Okay. So it’s art. Fine. Statement hair. But oh God.

He supposes there’s no point in yelling or getting hysterical. What’s done is done. He’ll have to watch her more carefully, that’s all he can do, before she decides to art anything else. Add it to the list of things he can’t fix.

This may be when he realizes something fundamental to his life in the near future: he must go it alone. He knows that Marnie would say that Ariana would be willing to help him out and that he should avail himself of her kindness and smarts. But he is not going to do it. He steels his jaw and makes up his mind to endure. He has plenty of practice at enduring, and endure he will.

They are at loose ends all day. He thinks he should clean out his studio a bit, but when he goes in there, he can’t bear to tackle any of it. The sun coming through the windows is watery and noncommittal, and the studio is cold and he doesn’t feel like making a fire in the fireplace. He doesn’t feel like doing anything.
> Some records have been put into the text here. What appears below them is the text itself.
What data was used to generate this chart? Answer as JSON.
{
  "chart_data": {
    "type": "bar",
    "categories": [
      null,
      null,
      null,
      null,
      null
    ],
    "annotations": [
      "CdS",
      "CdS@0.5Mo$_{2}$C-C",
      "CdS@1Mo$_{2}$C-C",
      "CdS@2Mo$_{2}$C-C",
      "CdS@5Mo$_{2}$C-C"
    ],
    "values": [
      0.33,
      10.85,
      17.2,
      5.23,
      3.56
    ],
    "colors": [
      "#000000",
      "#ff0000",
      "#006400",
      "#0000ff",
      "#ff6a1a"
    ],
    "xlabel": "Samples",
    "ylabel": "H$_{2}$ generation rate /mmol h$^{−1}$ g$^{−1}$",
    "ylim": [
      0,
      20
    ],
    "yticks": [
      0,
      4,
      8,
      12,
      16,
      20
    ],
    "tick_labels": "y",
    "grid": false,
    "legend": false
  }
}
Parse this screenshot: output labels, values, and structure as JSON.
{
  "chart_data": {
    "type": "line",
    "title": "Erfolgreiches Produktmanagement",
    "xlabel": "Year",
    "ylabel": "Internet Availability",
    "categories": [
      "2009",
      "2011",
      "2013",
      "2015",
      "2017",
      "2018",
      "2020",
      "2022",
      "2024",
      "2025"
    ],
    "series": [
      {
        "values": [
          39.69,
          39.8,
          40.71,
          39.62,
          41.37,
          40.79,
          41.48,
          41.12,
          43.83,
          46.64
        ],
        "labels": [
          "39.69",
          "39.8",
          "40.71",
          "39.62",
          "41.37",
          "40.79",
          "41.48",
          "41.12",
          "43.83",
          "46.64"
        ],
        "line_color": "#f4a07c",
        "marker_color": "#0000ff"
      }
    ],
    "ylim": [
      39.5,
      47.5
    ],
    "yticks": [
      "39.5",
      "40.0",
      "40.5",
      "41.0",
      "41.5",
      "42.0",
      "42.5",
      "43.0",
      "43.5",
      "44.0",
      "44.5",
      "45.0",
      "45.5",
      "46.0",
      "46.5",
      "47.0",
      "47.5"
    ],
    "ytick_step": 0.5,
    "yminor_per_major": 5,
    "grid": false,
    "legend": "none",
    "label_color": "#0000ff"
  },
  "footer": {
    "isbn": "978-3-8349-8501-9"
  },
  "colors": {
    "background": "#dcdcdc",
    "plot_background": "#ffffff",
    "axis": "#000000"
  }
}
He wanders back into the apartment. He should probably return to sleeping over here now, now that he’s in charge of Fritzie. The bedroom he and Marnie share, when he goes in there, feels off-limits somehow, like it’s not his place anymore. The bed’s unmade, which makes sense. Marnie’s way of letting him know he should change the sheets. That’s exactly the project he should take on now. Forward motion. He strips the sheets off and then the pillowcases. For a moment he is stopped dead in his tracks when he discovers that Marnie’s pillow smells like her, the way her hair smells when she’s lying next to him—kind of a floral scent, and something else that’s just her. He’d know it anywhere.